What is a pension annuity?

A pension annuity enables pension savings to be converted into an income in retirement which will continue for the rest of your life. You can buy an annuity with monies saved in money purchase or similar pension schemes. If you have a final salary or similar pension, you will usually be paid an income directly from the pension scheme, and therefore you cannot buy an annuity.

What if I have an existing medical condition or factors that affect my health?

Hodge Lifetime's annuity does not take these factors into account when determining your annuity rate. As a result, you may find a higher level of income with another provider which takes health factors into account.

Do I need to retire before I buy an annuity?

No. You can buy an annuity at any time provided you meet the age eligibility criteria.

Can I buy an annuity without using an adviser or broker?

Yes, but not from Hodge Lifetime. Some providers will allow you to buy an annuity directly, but we prefer that everyone uses the help of an adviser or broker. This makes sure that you are aware of all of your options, and that you have compared all of the annuity rates available in the market.

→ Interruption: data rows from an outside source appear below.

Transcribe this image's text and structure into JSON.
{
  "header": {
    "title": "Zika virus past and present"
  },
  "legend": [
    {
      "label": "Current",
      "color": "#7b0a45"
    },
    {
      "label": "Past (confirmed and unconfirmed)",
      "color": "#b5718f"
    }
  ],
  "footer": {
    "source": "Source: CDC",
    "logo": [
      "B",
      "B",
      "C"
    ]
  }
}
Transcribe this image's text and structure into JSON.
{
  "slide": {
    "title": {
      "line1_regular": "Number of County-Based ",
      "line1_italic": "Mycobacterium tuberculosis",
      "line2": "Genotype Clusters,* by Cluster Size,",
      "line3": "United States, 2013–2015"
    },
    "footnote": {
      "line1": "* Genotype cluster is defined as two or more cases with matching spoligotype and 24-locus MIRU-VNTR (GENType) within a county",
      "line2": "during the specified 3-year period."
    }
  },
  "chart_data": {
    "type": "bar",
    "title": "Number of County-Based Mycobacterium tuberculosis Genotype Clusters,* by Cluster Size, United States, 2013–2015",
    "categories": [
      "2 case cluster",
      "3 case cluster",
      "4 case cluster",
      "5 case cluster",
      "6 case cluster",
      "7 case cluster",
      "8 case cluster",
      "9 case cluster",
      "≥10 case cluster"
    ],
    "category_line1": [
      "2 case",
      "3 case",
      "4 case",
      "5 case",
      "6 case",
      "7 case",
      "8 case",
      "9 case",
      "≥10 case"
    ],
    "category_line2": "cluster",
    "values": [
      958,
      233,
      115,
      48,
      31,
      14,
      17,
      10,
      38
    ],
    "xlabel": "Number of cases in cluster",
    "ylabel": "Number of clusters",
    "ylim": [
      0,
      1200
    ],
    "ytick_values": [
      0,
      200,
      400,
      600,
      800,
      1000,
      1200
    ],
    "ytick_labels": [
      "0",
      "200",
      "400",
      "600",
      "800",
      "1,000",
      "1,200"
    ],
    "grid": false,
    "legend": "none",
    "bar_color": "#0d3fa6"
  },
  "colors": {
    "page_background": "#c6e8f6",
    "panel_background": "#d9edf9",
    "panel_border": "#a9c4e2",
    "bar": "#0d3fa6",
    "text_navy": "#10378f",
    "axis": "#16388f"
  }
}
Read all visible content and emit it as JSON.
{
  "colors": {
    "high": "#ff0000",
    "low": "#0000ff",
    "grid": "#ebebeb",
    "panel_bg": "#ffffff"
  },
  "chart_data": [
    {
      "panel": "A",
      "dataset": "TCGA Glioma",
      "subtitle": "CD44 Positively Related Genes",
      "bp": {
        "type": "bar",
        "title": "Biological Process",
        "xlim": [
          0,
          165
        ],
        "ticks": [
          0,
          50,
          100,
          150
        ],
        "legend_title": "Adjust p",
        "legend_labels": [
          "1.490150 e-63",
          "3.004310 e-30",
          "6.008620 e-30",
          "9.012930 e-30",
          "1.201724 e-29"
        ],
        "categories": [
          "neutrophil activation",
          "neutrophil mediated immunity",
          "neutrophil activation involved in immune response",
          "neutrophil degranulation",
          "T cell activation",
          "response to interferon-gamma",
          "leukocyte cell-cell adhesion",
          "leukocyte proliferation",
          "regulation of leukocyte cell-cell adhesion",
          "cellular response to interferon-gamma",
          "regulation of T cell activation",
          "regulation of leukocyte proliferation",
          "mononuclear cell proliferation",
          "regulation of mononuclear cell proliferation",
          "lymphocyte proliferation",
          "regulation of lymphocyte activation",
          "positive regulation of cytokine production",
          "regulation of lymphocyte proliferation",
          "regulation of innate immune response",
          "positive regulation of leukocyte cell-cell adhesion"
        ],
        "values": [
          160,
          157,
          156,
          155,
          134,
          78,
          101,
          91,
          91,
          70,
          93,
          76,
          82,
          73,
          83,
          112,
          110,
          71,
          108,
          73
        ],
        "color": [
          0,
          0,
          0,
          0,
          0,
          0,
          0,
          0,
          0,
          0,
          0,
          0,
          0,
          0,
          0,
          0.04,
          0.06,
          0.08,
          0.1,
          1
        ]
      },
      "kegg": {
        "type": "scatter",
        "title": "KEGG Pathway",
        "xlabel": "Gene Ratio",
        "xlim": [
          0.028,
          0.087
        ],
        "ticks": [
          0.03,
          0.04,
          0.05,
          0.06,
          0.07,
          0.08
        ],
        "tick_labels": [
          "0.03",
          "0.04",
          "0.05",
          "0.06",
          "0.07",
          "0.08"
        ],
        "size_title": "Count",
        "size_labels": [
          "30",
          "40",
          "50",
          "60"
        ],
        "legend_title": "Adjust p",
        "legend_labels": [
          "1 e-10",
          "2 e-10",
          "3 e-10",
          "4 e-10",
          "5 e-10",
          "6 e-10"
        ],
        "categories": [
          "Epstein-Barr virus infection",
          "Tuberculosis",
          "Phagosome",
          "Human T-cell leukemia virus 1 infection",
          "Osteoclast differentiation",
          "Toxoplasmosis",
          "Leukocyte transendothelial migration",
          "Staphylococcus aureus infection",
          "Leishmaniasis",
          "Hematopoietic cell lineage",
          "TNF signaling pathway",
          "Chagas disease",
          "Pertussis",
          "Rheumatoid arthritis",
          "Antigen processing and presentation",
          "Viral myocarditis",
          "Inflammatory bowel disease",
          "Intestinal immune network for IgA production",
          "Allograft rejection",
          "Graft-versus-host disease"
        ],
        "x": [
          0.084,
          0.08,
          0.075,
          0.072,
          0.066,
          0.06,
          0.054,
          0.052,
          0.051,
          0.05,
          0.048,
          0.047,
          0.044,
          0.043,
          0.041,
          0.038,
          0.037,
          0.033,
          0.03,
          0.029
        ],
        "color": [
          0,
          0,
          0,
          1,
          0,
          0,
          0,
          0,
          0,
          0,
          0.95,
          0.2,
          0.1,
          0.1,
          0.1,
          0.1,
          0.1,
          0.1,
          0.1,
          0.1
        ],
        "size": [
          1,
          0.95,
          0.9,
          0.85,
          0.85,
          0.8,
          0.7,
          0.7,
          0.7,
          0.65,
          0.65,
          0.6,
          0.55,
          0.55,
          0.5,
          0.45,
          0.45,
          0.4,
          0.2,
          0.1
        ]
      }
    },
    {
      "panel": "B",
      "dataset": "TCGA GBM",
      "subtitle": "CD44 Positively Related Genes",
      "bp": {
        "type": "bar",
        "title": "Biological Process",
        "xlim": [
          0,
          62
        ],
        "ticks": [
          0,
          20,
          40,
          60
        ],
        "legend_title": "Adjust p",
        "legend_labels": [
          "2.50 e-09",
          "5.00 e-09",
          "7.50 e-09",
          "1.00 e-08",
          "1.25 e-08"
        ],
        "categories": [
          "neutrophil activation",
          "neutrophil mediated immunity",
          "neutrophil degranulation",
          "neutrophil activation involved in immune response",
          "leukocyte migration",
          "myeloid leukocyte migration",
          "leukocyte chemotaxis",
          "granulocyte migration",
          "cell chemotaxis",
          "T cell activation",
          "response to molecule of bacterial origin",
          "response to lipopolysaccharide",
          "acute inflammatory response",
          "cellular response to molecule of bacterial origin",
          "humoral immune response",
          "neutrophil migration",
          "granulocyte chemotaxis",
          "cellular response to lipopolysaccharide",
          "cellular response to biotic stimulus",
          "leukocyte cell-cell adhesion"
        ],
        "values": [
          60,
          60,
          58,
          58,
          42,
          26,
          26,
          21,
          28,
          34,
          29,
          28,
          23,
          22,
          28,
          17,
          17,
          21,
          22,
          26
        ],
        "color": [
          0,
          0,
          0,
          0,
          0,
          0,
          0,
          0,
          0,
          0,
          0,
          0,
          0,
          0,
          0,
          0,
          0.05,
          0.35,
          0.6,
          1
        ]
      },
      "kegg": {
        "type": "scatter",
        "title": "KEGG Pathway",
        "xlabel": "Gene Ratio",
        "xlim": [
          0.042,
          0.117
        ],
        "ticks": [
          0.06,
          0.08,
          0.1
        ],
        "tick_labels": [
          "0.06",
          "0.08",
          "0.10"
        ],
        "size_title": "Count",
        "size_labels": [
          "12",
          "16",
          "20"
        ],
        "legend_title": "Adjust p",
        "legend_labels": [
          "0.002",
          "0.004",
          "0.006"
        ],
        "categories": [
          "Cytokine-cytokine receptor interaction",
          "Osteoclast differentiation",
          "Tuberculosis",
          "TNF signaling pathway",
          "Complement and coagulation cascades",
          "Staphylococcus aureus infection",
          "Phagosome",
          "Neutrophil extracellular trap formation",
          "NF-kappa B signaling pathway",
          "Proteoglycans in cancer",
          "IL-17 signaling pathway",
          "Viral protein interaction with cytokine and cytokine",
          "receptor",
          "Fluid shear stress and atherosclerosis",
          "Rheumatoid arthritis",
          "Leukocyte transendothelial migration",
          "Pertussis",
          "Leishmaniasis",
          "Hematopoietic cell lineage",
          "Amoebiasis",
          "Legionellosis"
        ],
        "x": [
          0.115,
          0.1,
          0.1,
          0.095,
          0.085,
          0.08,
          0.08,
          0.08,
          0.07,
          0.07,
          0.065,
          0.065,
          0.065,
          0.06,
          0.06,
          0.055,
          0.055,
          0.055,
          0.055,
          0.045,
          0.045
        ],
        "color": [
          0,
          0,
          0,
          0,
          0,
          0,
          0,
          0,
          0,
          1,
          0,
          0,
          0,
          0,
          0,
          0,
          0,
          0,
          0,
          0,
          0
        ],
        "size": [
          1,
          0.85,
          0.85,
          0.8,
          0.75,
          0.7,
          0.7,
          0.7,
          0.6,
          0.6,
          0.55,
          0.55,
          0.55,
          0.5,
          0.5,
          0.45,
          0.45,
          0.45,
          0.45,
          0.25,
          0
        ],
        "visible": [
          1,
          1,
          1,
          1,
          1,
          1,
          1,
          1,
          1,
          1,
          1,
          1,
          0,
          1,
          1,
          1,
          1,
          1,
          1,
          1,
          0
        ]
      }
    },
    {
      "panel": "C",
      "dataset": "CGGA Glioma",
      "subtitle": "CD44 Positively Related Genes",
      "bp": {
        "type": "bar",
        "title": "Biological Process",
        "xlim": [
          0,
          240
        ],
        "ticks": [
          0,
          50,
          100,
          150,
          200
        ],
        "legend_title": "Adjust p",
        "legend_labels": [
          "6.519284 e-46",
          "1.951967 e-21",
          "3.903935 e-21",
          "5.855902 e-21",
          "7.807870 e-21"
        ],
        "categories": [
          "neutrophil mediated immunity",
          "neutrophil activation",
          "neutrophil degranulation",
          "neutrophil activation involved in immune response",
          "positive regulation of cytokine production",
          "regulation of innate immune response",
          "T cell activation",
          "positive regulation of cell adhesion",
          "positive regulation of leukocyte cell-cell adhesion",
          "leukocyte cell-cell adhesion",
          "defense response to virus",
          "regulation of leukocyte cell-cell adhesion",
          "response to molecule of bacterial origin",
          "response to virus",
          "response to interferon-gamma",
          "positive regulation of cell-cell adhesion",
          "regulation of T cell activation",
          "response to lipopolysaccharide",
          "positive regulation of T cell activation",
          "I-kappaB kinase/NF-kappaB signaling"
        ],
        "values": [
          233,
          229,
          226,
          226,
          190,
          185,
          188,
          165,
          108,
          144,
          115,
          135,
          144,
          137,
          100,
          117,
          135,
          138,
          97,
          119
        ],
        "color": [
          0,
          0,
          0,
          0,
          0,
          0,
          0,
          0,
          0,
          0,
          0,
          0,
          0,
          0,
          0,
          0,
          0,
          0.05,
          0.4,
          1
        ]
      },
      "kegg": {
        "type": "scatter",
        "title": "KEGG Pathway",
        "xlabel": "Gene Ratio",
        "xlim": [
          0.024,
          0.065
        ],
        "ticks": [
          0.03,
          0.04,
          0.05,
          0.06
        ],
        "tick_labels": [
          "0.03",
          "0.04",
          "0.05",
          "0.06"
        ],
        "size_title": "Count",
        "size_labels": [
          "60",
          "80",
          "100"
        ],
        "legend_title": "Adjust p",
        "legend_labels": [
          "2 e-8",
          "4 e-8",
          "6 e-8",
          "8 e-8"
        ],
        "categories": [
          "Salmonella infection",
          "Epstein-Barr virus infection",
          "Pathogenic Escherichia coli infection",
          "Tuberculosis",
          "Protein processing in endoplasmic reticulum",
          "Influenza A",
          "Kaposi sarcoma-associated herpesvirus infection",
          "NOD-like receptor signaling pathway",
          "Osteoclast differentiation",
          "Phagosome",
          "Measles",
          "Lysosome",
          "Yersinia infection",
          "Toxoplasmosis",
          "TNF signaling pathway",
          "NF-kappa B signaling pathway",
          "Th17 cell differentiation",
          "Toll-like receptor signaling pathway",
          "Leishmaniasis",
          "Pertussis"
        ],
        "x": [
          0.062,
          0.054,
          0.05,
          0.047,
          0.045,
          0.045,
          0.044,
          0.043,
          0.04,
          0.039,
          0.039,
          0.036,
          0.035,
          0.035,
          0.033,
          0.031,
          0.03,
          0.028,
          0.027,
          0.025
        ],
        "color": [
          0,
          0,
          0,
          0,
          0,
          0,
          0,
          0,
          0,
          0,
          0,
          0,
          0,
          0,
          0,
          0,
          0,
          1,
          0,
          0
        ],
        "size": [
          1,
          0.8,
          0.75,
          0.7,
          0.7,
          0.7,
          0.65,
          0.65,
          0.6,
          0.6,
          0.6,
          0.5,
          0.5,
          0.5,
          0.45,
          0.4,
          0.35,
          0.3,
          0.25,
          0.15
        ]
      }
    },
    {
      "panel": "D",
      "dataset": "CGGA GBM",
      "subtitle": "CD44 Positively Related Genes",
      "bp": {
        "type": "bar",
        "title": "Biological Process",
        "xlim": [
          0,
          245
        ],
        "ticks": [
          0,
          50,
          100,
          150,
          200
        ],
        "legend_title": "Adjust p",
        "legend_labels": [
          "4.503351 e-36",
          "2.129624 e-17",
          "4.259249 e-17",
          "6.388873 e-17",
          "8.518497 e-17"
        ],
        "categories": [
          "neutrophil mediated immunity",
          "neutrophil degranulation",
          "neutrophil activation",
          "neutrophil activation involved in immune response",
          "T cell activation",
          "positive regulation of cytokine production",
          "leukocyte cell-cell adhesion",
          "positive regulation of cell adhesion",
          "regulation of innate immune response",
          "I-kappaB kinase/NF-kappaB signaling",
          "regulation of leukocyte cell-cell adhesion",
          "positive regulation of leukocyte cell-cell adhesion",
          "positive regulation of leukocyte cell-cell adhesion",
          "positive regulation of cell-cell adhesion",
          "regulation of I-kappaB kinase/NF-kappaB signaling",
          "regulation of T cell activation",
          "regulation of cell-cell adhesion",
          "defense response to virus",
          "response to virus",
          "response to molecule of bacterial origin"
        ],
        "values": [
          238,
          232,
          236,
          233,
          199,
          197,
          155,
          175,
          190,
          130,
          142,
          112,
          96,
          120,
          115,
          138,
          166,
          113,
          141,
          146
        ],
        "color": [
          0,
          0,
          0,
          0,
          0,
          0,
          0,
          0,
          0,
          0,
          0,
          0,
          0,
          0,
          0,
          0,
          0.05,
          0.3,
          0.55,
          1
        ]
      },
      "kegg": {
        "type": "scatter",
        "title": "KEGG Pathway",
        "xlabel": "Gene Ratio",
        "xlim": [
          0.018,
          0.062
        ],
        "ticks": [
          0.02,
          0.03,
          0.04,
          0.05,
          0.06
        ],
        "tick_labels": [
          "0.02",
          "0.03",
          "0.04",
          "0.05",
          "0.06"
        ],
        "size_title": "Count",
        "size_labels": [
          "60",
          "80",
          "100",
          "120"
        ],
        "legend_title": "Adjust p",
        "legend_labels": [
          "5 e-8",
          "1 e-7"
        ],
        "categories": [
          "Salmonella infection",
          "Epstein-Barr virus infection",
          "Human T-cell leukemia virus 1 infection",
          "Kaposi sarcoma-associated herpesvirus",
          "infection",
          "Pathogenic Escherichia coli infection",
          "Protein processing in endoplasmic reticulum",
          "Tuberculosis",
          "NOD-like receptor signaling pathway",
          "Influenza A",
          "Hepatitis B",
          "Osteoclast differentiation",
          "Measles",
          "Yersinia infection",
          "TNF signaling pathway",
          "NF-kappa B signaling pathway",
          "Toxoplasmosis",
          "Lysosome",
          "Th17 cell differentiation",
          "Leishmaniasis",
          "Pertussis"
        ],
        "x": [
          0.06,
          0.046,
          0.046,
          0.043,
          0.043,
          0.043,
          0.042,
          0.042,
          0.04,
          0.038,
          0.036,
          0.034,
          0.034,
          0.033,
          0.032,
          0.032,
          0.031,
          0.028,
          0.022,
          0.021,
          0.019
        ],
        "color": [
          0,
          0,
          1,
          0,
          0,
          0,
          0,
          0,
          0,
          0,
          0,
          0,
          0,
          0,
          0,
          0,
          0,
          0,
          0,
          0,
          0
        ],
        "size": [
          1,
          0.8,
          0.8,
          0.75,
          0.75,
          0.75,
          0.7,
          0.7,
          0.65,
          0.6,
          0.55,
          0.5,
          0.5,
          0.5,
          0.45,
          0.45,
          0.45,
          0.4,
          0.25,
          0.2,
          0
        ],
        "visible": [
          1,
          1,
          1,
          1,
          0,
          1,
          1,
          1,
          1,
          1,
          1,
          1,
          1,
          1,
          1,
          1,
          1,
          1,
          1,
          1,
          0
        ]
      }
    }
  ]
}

How long does the process take?

This mainly depends on your pension provider. Assuming that they send us your pension funds within two weeks, the whole process should be completed within a month.

Can I cancel?

An annuity is supposed to be a commitment for the rest of your life. In common with all annuities, once the cancellation period has expired you cannot reverse this transaction. You have 30 days from the date you sign the application form to change your mind.

What is the benefit of including a guarantee period?

A guarantee period ensures that your annuity will continue to be paid even in the event that you die in the early years. The guaranteed amount will continue to be paid to your dependant or to your estate.

How is my annuity income calculated?

Your annuity income is determined based on your life expectancy and on long term interest rates prevailing at that time.